Sur la régularité du licenciement :
Selon l’article Lp 1222-9 du code du travail, la notification du licenciement ne peut intervenir moins d’un jour franc, dimanche et jours fériés exclus après l’entretien préalable et au plus tard quinze jours francs dimanche et jours fériés exclus suivant cet entretien.
Pour apprécier la régularité de la notification du licenciement, il convient de se placer à la date fixée pour le premier entretien préalable.
Toutefois, en l’espèce, si l’entretien du 6 avril 2020 a été reporté au 14 avril 2020, cela résulte d’un cas de force majeure. En effet, l’employeur a été assigné à résidence à compter du 28 mars 2020 jusqu’au 6 avril 2020 pour des raisons sanitaires liées aux mesures de confinement prises pour lutter contre la pandémie de Covid 19.
En conséquence, seule la date du 14 avril 2020 à laquelle s’est déroulé l’entretien préalable doit être retenue.
L’employeur disposait d’un délai de quinze jours francs pour notifier le licenciement. Il a notifié le licenciement le 30 avril 2020 soit dans le délai prévu par la loi, le licenciement est donc régulier et la mise à pied conservatoire ne s’est pas transformée en mise à pied disciplinaire.
Sur le bien fondé du licenciement :
La lettre de licenciement fixe les limites du litige.

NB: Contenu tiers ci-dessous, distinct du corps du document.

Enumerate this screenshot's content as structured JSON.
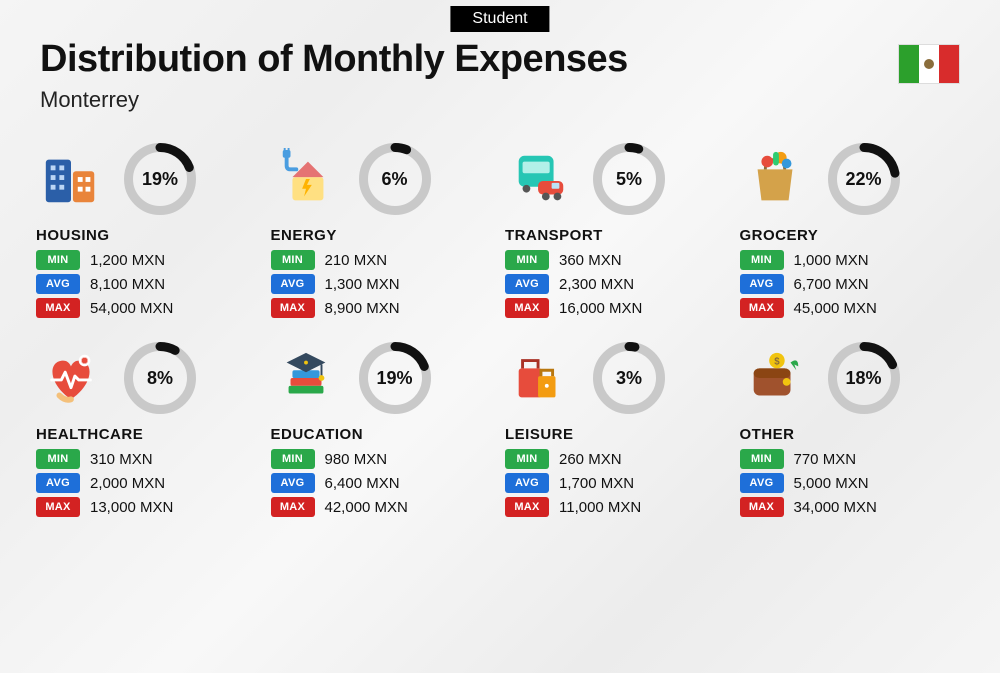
{
  "badge": "Student",
  "title": "Distribution of Monthly Expenses",
  "subtitle": "Monterrey",
  "currency": "MXN",
  "flag_colors": {
    "left": "#2ca02c",
    "center": "#ffffff",
    "right": "#d82c2c"
  },
  "donut": {
    "size": 72,
    "stroke_width": 9,
    "track_color": "#c9c9c9",
    "arc_color": "#111111",
    "label_fontsize": 18
  },
  "tags": {
    "min": {
      "label": "MIN",
      "color": "#2aa84a"
    },
    "avg": {
      "label": "AVG",
      "color": "#1e6fd9"
    },
    "max": {
      "label": "MAX",
      "color": "#d32222"
    }
  },
  "categories": [
    {
      "name": "HOUSING",
      "percent": 19,
      "min": "1,200",
      "avg": "8,100",
      "max": "54,000",
      "icon": "housing"
    },
    {
      "name": "ENERGY",
      "percent": 6,
      "min": "210",
      "avg": "1,300",
      "max": "8,900",
      "icon": "energy"
    },
    {
      "name": "TRANSPORT",
      "percent": 5,
      "min": "360",
      "avg": "2,300",
      "max": "16,000",
      "icon": "transport"
    },
    {
      "name": "GROCERY",
      "percent": 22,
      "min": "1,000",
      "avg": "6,700",
      "max": "45,000",
      "icon": "grocery"
    },
    {
      "name": "HEALTHCARE",
      "percent": 8,
      "min": "310",
      "avg": "2,000",
      "max": "13,000",
      "icon": "healthcare"
    },
    {
      "name": "EDUCATION",
      "percent": 19,
      "min": "980",
      "avg": "6,400",
      "max": "42,000",
      "icon": "education"
    },
    {
      "name": "LEISURE",
      "percent": 3,
      "min": "260",
      "avg": "1,700",
      "max": "11,000",
      "icon": "leisure"
    },
    {
      "name": "OTHER",
      "percent": 18,
      "min": "770",
      "avg": "5,000",
      "max": "34,000",
      "icon": "other"
    }
  ]
}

La faute grave résulte d’un fait ou d’un ensemble de faits imputables au salarié qui constitue une violation des obligations du contrat de travail ou des relations de travail d’une importance telle qu’elle rend impossible le maintien du salarié dans l’entreprise. Il appartient à l’employeur d’en rapporter la preuve.
En l’espèce, il résulte de l’attestation de M. [W] et de sa main courante que le salarié l’a insulté et menacé de violences physiques, disant qu’il allait lui casser la gueule.
Cet état de fait est confirmé par Mme [I], directrice adjointe qui indique que le salarié avait le regard agressif, qu’il était énervé, a insulté le responsable de la maintenance et dit qu’il allait lui casser la gueule.
Le salarié lui même ne conteste pas la matérialité des faits.
De tels agissements constituent à l’évidence une faute grave rendant impossible le maintien du salarié dans l’entreprise.
Le fait que M. [O] soit inscrit à la Cotorep est sans emport sur cette faute dans la mesure où le code du travail de la Polynésie française ne prévoit aucune mesure de protection particulière pour les travailleurs handicapés.
Par ailleurs, l’employeur n’a pas violé son obligation de sécurité dans la mesure où il ne connaissait pas la situation du salarié qui ne l’en a pas avisé alors même que lors des visites médicales annuelles auxquelles il a été soumis il a toujours été déclaré apte.
Le jugement doit donc être confirmé.
Sur l’article 407 du code de procédure civile :
L’équité ne commande pas de faire application de l’article 407 du code de procédure civile.
PAR CES MOTIFS,
La cour, statuant contradictoirement et en dernier ressort ;
Confirme le jugement rendu par le tribunal du travail de Papeete le 5 juillet 2021 en toutes ses dispositions ;
Y ajoutant,
Dit n’y avoir lieu à application de l’article 407 du code de procédure civile ;
Condamne M. [S] [O] aux dépens d’appel.
Prononcé à Papeete, le 9 janvier 2025.